Мой пример не надо брать за установку какой бы то ни было иерархии. Дело просто заключается в различии дарований, предпосылок и способностей. Писателем должен становиться человек, который чувствует, что он только в типичных образах, то есть с неполной рациональной ясностью, но с полной эмоциональной значимостью, может изображать явления жизни; человек, который является типичным исследователем, мыслителем, должен браться за перо беллетриста лишь в том случае, если он натолкнулся на явления, которые не поддаются чисто разумному анализу или относительно которых он уверен, что к этому разумному анализу надо прибавить и «чувствование» данного явления.
И нельзя, конечно, чтобы человек притворялся не могущим четким языком публициста выразить известные явления, если он, на самом деле, выразить их может.
Это и возвращает меня к первому положению: особенно крупными художниками являются те, которые предрасположены отказаться от уяснения жизненных явлений путем перевода их в понятия или считают для себя, во всяком случае, второстепенным подобное занятие и которые, наоборот, предчувствуют, что они могут внести великую организованность в жизнь путем перевода ее явлений на язык образов, непосредственно волнующих человеческое воображение и чувства.

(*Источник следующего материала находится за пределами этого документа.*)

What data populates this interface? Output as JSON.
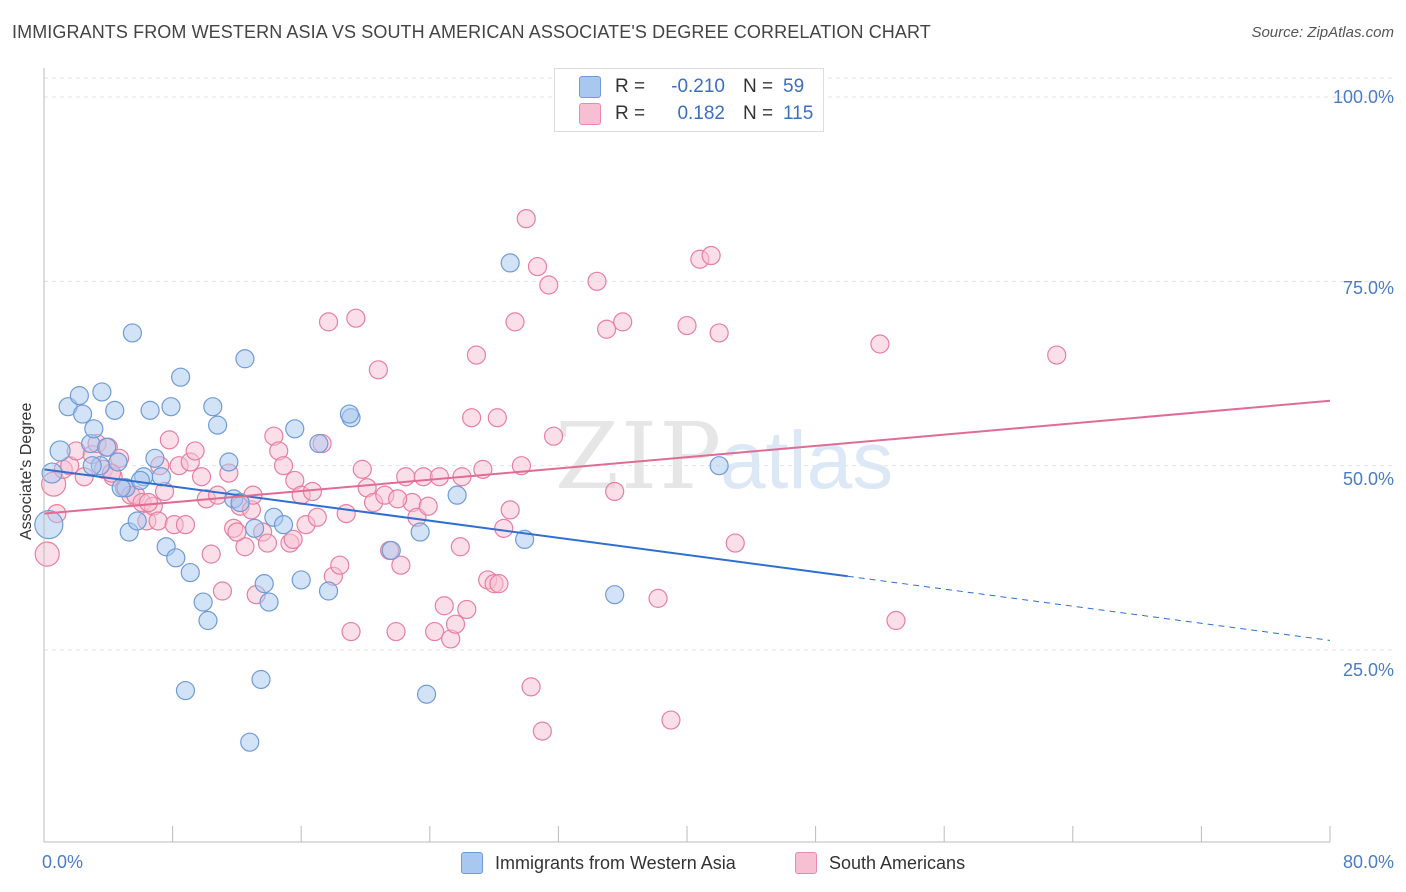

Язык образов всегда гораздо сложнее, чем язык понятий; за организацию жизненного материала через образы берутся и должны браться в том случае, когда сознают всю сложность явлений и когда полагают, что сложность эта улетучится без пользы, без настоящего перевода их в ясные понятия, если будет сделана попытка уловить их в таковые. Понимание же всей сложности жизненных положений и стремление уловить ее путем художественного синтеза, а не путем рационального анализа, возникает, по преимуществу, у людей, которые сами обладают значительной внутренней сложностью всей их психической конструкции.
Мне хочется, чтобы мысли мои не были поняты превратно.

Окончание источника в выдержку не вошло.